Why sp² Hybridization? 💡

Okay, that’s nice Carlos, but why should I know about sp² hybridization? What’s the point?

sp² hybridization has that pi orbital that was left unhybridized because there were only 3 atoms attached to a carbon atom.

But in certain molecules/materials, like benzene or graphene, the pi bonds are delocalized.

If a pi bond/electron is delocalized, it means that the electron can move freely and pi bonds can overlap to create electrical conductivity. This electrical conductivity allows us to create carbon and graphene aerogels! 🎉

How Does Delocalization Work in sp²? 🔑

The reason why the carbon atom chain has to continue is that carbon has the pi bond that can bond to other pi bonds, and if the atom isn’t a carbon atom, the chain ends (because it doesn’t have pi bonds to overlap with other pi bonds).

An analogy to the pi bonds can be a river with 5 doors.

The molecule is the river. The Carbon Atoms are the 5 doors. Each Pi Bond is the water.

Since there are 5 carbon atoms, we have 5 pi bonds.

These doors control if the water can continue flowing throughout the river. If 1 of the 5 doors isn’t open, water can’t pass, and water can’t continue flowing. If all the doors are open, water can pass and continue flowing.

If we apply the analogy to the carbon atoms, we can say that if one of the atoms that bond to the molecule isn’t carbon, the pi orbitals can’t overlap, so no electrical conductivity. :(

If all the atoms that bond to the molecule is carbon, then the pi orbitals can overlap and produce electrical conductivity. :)

Delocalization Examples! 🔑

Hydrogen is bonding with Carbon, and The Continuous Carbon Chain Is Broken. No Pi Bond Overlap! :(

Here is an example where the chain of carbon atoms/pi bonds is continuous forever. The Carbon atoms are chemically bonding with each other, and it allows for the pi bonds to overlap with each other, allowing for stronger pi bonds and electrical conductivity.
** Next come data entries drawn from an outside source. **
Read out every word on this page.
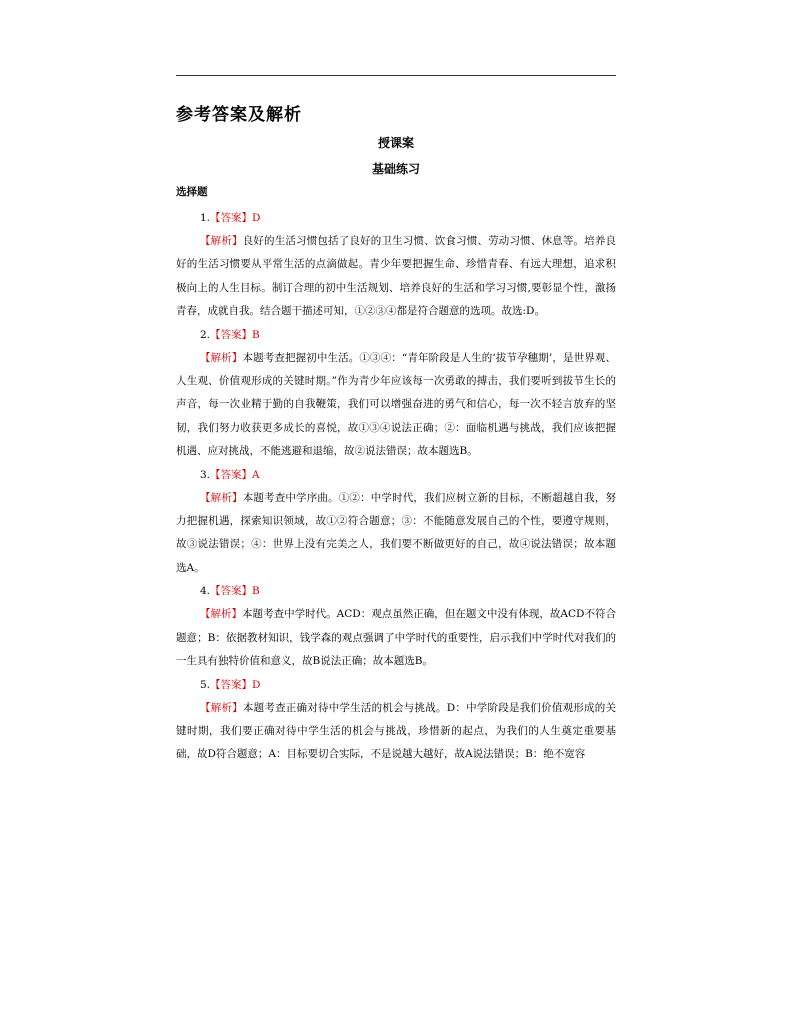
参考答案及解析
授课案
基础练习
选择题

1.【答案】D

【解析】良好的生活习惯包括了良好的卫生习惯、饮食习惯、劳动习惯、休息等。培养良好的生活习惯要从平常生活的点滴做起。青少年要把握生命、珍惜青春、有远大理想，追求积极向上的人生目标。制订合理的初中生活规划、培养良好的生活和学习习惯,要彰显个性，激扬青春，成就自我。结合题干描述可知，①②③④都是符合题意的选项。故选:D。

2.【答案】B

【解析】本题考查把握初中生活。①③④：“青年阶段是人生的‘拔节孕穗期’，是世界观、人生观、价值观形成的关键时期。”作为青少年应该每一次勇敢的搏击，我们要听到拔节生长的声音，每一次业精于勤的自我鞭策，我们可以增强奋进的勇气和信心，每一次不轻言放弃的坚韧，我们努力收获更多成长的喜悦，故①③④说法正确；②：面临机遇与挑战，我们应该把握机遇、应对挑战，不能逃避和退缩，故②说法错误；故本题选B。

3.【答案】A

【解析】本题考查中学序曲。①②：中学时代，我们应树立新的目标，不断超越自我，努力把握机遇，探索知识领域，故①②符合题意；③：不能随意发展自己的个性，要遵守规则，故③说法错误；④：世界上没有完美之人，我们要不断做更好的自己，故④说法错误；故本题选A。

4.【答案】B

【解析】本题考查中学时代。ACD：观点虽然正确，但在题文中没有体现，故ACD不符合题意；B：依据教材知识，钱学森的观点强调了中学时代的重要性，启示我们中学时代对我们的一生具有独特价值和意义，故B说法正确；故本题选B。

5.【答案】D

【解析】本题考查正确对待中学生活的机会与挑战。D：中学阶段是我们价值观形成的关键时期，我们要正确对待中学生活的机会与挑战，珍惜新的起点，为我们的人生奠定重要基础，故D符合题意；A：目标要切合实际，不是说越大越好，故A说法错误；B：绝不宽容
All of the Carbon Atoms are bonded to each other! The Chain is Complete! :)

Author’s Tip:

Notice that the “lines” are the covalent bonds. The lines determine which atoms are bonded with each other. If all the lines point/end at a carbon atom, then you have delocalization and pi orbitals overlap (touch each other). If even one line doesn’t end at a carbon atom, the pi bonds fail to overlap. Hope it helps! :)

If all the carbon atoms are bonded to each other (or the lines touch the Carbon atom only), the pi orbitals overlap and create a circle around the carbon bonds (aka sigma bonds).
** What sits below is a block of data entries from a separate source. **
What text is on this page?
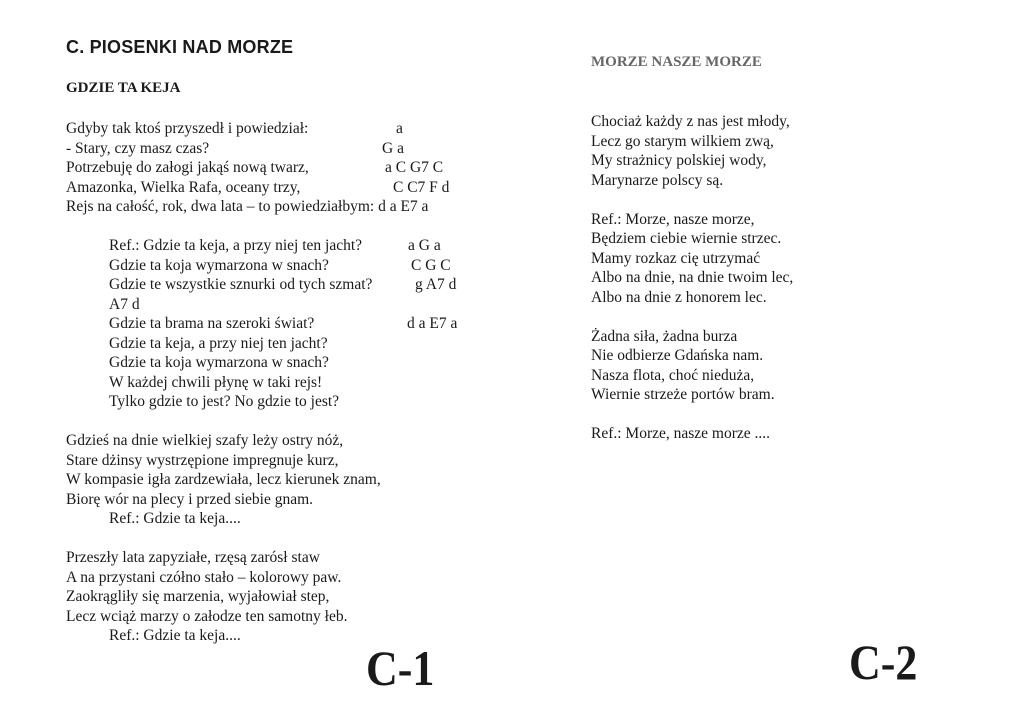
C. PIOSENKI NAD MORZE
GDZIE TA KEJA
Gdyby tak ktoś przyszedł i powiedział:	a
- Stary, czy masz czas?	G a
Potrzebuję do załogi jakąś nową twarz,	a C G7 C
Amazonka, Wielka Rafa, oceany trzy,	C C7 F d
Rejs na całość, rok, dwa lata – to powiedziałbym: d a E7 a
Ref.: Gdzie ta keja, a przy niej ten jacht?	a G a
Gdzie ta koja wymarzona w snach?	C G C
Gdzie te wszystkie sznurki od tych szmat?	g A7 d
A7 d
Gdzie ta brama na szeroki świat?	d a E7 a
Gdzie ta keja, a przy niej ten jacht?
Gdzie ta koja wymarzona w snach?
W każdej chwili płynę w taki rejs!
Tylko gdzie to jest? No gdzie to jest?
Gdzieś na dnie wielkiej szafy leży ostry nóż,
Stare dżinsy wystrzępione impregnuje kurz,
W kompasie igła zardzewiała, lecz kierunek znam,
Biorę wór na plecy i przed siebie gnam.
Ref.: Gdzie ta keja....
Przeszły lata zapyziałe, rzęsą zarósł staw
A na przystani czółno stało – kolorowy paw.
Zaokrągliły się marzenia, wyjałowiał step,
Lecz wciąż marzy o załodze ten samotny łeb.
Ref.: Gdzie ta keja....
C-1
MORZE NASZE MORZE
Chociaż każdy z nas jest młody,
Lecz go starym wilkiem zwą,
My strażnicy polskiej wody,
Marynarze polscy są.
Ref.: Morze, nasze morze,
Będziem ciebie wiernie strzec.
Mamy rozkaz cię utrzymać
Albo na dnie, na dnie twoim lec,
Albo na dnie z honorem lec.
Żadna siła, żadna burza
Nie odbierze Gdańska nam.
Nasza flota, choć nieduża,
Wiernie strzeże portów bram.
Ref.: Morze, nasze morze ....
C-2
Here is a visual example of the overlapping of pi orbitals in a benzene ring:

The pi bonds are delocalized in the benzene ring because the carbon chain is continuous.
This is still a benzene ring, but because the carbon is sp², the pi bonds will overlap into circles.

Closing Thoughts! 💭

Can we make materials that can be used for supercapacitors? Batteries? Insulators? Hydrogen Storage?

Idk, you will have to wait for The Beginning of Carbon & Graphene Aerogels! 😀

Also, I can’t believe I am 3 episodes away from finishing an iconic digital book! It’s been an amazing journey! Shoutout to my followers since the beginning (and the new followers of course!) 😁

See you soon to introduce (1,3-dihydroxybenzene) and formaldehyde, aka. . .

🎉 Carbon and Graphene Aerogels! 🎉

Vocabulary! 📓

Pi BondsLateral overlap of atomic orbitals. The symbol for pi is (π).

Hybridization Combining two things to make one new thing.

Valence ElectronsElectrons in the outer shell/last row of an atom.

S Orbital → Contains two electrons and their orbitals are shaped like a soccer ball.

P Orbital → Contains one electron and their orbitals are dumbbell-shaped. They are classified into x-axis, y-axis, and z-axis depending on their orientation.

Subshell Holds orbitals/a certain number of electrons (probability of where electrons can be). S subshells hold up to 2 electrons, and P subshells hold up to 6 electrons.

Degenerate Orbitals Orbitals with electrons that contain the same energy as each other.

OrbitalA region where you have a high chance of finding the electron(s).

Covalent Bond → Shares a pair of electrons with another atom (via chemical bonding).

Decloalizaion of Pi Bonds The electron can move freely and pi bonds can overlap across more than two atoms/nuclei.